Tidal Waves

Sept. 2, 2014
ALOA should help its members to become profitable locksmiths in this 21st century electronic era

My memories of ALOA conventions extend back to childhood days when my father drove the family across the country to various ALOA conventions.  Conventions in those early years were bi-yearly.  The two-year wait between conventions made each one a can't-miss event. At the end of every ALOA convention my father would strike up bargains with exhibitors. Many manufacturers would rather sell their exhibit products at a discount instead of paying shipping charges to send products back to the factory.  On the way home our car was always loaded with key machines or locksets of some sort.

Since the late 1970s to 2014, I have not missed one ALOA convention.

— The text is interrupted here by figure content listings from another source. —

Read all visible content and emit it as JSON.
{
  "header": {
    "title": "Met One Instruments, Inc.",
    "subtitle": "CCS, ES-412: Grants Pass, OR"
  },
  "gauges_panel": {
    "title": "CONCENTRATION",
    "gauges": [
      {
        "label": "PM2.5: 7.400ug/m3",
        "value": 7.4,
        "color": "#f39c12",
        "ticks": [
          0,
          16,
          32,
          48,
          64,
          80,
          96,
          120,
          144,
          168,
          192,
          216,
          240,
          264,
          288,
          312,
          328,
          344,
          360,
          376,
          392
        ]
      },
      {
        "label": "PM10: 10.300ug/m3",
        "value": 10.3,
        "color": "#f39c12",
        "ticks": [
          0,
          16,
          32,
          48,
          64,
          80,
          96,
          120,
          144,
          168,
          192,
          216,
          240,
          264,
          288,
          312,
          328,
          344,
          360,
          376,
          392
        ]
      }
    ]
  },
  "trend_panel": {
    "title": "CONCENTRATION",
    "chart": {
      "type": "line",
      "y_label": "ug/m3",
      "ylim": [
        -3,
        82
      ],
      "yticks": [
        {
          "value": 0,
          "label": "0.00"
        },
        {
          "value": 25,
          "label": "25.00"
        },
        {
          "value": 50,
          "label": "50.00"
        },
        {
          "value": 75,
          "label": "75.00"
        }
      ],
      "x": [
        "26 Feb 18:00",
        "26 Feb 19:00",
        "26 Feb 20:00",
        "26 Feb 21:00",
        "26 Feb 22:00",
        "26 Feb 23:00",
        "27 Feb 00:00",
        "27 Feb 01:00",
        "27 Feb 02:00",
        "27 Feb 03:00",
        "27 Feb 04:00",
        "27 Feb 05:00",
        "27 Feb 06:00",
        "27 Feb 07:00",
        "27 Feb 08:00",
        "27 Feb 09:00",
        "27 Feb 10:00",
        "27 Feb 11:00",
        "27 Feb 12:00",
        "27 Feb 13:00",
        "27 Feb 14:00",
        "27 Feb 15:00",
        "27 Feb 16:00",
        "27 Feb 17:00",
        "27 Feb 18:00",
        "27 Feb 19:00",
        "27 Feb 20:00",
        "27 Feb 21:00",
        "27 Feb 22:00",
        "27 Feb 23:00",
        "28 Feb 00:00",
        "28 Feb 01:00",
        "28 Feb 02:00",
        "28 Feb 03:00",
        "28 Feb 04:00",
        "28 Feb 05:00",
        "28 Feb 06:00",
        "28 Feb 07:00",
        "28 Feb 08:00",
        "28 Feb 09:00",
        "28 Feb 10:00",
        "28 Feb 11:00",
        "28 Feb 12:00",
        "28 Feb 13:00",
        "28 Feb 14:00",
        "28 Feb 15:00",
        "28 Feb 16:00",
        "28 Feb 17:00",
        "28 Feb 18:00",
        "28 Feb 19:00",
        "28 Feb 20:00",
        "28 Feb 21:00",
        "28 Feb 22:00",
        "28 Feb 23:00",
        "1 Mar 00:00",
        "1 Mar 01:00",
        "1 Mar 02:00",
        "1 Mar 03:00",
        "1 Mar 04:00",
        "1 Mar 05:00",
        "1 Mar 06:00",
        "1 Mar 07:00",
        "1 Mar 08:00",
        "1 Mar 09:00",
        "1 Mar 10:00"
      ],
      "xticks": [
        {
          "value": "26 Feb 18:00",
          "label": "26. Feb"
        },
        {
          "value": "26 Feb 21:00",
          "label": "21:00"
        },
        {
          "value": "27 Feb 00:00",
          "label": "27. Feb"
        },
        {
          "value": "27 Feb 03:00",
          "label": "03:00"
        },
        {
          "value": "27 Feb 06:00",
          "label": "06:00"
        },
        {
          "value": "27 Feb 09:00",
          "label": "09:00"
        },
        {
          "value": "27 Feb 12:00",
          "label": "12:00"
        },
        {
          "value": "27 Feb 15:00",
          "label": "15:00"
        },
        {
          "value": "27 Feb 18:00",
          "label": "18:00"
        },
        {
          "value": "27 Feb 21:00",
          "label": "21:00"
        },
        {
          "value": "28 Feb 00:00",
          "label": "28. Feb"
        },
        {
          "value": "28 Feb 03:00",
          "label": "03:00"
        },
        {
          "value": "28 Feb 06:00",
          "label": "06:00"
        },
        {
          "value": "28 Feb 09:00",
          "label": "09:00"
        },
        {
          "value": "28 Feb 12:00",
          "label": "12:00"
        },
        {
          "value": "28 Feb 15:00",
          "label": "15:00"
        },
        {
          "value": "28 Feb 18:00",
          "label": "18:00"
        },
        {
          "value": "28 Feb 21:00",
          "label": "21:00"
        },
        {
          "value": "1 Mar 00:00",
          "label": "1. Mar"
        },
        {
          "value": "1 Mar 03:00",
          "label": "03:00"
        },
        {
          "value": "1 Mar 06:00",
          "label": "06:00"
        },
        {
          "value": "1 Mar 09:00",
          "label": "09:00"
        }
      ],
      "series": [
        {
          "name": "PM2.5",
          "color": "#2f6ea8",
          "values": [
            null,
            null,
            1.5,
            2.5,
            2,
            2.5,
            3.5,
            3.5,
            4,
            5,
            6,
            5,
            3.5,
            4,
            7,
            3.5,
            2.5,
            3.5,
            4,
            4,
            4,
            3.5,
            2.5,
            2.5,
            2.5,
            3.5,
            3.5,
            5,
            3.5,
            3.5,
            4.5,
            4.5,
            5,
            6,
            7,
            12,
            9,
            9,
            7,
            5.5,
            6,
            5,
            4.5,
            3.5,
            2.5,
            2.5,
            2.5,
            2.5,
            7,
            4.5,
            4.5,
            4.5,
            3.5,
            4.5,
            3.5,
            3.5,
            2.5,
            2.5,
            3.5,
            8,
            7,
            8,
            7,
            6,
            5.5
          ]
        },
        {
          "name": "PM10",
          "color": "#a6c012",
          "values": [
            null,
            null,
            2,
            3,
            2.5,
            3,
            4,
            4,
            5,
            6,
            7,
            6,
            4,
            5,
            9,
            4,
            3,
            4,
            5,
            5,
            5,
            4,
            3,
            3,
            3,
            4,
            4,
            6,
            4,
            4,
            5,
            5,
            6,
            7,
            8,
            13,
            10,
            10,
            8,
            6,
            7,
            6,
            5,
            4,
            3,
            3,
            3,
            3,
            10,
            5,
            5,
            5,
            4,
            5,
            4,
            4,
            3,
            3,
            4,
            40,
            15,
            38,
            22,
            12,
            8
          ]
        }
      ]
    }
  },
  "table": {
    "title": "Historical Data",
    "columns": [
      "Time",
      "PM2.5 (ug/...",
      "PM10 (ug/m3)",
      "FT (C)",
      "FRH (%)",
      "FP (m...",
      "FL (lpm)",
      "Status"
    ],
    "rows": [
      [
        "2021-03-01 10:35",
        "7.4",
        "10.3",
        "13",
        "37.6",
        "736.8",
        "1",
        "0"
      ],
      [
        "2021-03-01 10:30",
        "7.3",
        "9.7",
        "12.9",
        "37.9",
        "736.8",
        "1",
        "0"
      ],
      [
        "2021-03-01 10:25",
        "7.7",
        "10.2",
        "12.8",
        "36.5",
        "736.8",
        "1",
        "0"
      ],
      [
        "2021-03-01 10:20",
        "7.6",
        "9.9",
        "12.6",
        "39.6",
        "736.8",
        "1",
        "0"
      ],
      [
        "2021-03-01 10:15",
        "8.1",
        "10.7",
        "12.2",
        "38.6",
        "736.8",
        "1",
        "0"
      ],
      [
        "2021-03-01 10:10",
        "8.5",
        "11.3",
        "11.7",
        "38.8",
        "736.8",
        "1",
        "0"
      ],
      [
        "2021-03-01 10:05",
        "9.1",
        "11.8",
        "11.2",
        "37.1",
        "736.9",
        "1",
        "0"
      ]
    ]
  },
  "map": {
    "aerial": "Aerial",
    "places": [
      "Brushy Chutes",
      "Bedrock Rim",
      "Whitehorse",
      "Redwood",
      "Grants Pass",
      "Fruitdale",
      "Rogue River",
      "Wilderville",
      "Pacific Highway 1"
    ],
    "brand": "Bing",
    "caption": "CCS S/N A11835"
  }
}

I once drove to a Kansas City convention early in the week to take an automotive class, then drove home to Chicago and back to Kansas City again on the weekend to visit the convention exhibits. My ALOA experiences extend from enjoying the educational experiences as a locksmith to teaching classes for Abloy at ALOA and now to managing a Locksmith Ledger booth as an exhibitor. These personal 40-plus years of ALOA convention experiences can be lumped together to produce a rather clear picture of what ALOA conventions were and what they are. 

In the early years every booth contained representatives right from the factory. They could answer technical questions and their latest products were on display.  Product sales were not allowed.

A good percentage of the booths today are sales oriented. Products on display already exist and are not a surprise. One booth had used parts for sale and people sat on the floor to sort through parts like a sight seen at flea markets. The big ALOA draw for locksmiths to drive or fly long distances to discover new products no longer exists. These same products can be seen and purchased at almost every local distributor show. 

The solution is to find another reason to attract you and me to ALOA conventions.  Locks have become commodities. Today every lock is the same size and internet sites show exactly how to replace them. At a "State of the Industry" meeting, ALOA representatives cited concerns about the tidal wave of scammers and how alarm people are changing our locksmith licensing laws.  Instead of worrying about things we cannot change, ALOA should be assisting us by concentrating on what can be changed to become a profitable locksmith in this 21st century electronic era.  So far that does not seem to be near the top of the ALOA list.